L’amyloïdose AL est une maladie grave mais traitable, où des plasmocytes anormaux produisent des dépôts amyloïdes dans les organes, dont le cœur. L’atteinte cardiaque se manifeste typiquement par :

  • Une intolérance à l’effort progressive
  • Un bas voltage à l’ECG malgré des parois épaisses
  • Des biomarqueurs cardiaques élevés (troponine, NT-proBNP)
  • Des signes caractéristiques à l’imagerie

Un diagnostic précoce est crucial, car les traitements disponibles peuvent ralentir la progression. Le ratio kappa:lambda très élevé (1178,68) est typique de l’amyloïdose AL et facilite le diagnostic différentiel.

Ce cas est remarquable car le patient était un athlète de haut niveau, dont les symptômes se sont installés insidieusement. Son profil athlétique a initialement compliqué le diagnostic, certaines modifications pouvant ressembler à un « cœur d’athlète ».

Limitations de ce cas

Ce rapport présente plusieurs limites :

Il s’agit d’un cas unique, dont les conclusions ne sont pas généralisables. Le haut niveau sportif du patient est inhabituel, et la présentation peut différer chez des sujets moins actifs.

Le diagnostic a requis des examens spécialisés (imagerie cardiaque avancée, dosages spécifiques, biopsie avec spectrométrie de masse), non disponibles partout. Le délai de 17 mois avant le diagnostic souligne les difficultés de reconnaissance de l’amyloïdose, surtout chez les sportifs.

Recommandations pour les patients

Sur la base de ce cas, les patients devraient :

  1. Consulter en cas d’intolérance à l’effort persistante — surtout si les activités habituelles deviennent difficiles
  2. Signaler tous les symptômes — y compris des problèmes apparemment sans lien (dysphonie, lésions cutanées, troubles ligamentaires)
  3. Demander un dosage des biomarqueurs cardiaques — troponine et NT-proBNP, simples et informatifs
  4. Envisager une orientation spécialisée — vers des centres experts si les bilans initiaux sont non concluants
  5. Assurer un suivi des anomalies — même avec des tests initiaux normaux, la persistance des symptômes justifie une réévaluation

Pour les patients diagnostiqués, les traitements actuels incluent chimiothérapie, transplantation de cellules souches (si éligible) et médicaments ciblant les dépôts amyloïdes.

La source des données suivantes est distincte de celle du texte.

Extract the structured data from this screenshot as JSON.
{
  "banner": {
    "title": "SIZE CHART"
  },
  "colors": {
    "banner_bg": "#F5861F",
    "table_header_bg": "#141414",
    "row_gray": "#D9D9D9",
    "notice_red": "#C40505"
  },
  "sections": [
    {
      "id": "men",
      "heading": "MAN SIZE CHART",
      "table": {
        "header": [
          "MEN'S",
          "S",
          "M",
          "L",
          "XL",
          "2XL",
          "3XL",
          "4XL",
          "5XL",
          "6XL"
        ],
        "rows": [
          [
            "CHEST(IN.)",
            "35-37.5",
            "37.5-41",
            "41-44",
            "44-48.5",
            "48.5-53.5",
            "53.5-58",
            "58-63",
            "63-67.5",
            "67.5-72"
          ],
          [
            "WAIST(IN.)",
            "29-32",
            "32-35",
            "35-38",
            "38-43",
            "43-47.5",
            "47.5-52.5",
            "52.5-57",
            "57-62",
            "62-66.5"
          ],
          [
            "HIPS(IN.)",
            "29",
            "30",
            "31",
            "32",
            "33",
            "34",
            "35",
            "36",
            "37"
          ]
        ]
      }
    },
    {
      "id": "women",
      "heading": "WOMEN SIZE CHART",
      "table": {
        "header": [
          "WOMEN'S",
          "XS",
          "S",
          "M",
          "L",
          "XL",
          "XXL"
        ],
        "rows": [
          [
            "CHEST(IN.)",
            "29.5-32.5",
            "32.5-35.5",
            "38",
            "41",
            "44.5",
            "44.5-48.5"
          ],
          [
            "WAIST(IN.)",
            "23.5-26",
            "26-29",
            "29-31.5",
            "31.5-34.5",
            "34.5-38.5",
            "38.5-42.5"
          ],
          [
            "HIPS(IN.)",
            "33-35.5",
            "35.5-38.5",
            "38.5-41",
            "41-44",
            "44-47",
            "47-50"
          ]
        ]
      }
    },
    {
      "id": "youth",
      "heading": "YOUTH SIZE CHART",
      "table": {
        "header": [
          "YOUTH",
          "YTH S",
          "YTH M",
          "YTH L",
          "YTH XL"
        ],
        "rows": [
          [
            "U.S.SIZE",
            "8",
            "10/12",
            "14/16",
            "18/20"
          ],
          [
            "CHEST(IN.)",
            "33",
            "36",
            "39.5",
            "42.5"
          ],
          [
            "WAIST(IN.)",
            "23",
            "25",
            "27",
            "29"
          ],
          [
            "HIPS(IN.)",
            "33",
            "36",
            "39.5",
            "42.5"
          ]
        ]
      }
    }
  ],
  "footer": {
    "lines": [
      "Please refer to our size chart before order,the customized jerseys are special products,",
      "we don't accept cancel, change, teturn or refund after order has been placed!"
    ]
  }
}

Informations sur la source

Titre original : Case 3-2025: A 54-Year-Old Man with Exertional Dyspnea and Chest Pain

Auteurs : Clyde W. Yancy, M.D., J. Sawalla Guseh II, M.D., Brian G. Ghoshhajra, M.D., Rodney H. Falk, M.D., Andrew J. Yee, M.D., et Bailey M. Hutchison, M.D.

Publication : The New England Journal of Medicine, 23 janvier 2025 ; 392:383-94

DOI : 10.1056/NEJMcpc2300900

Cet article vulgarisé s’appuie sur une étude évaluée par les pairs des Massachusetts General Hospital Case Records.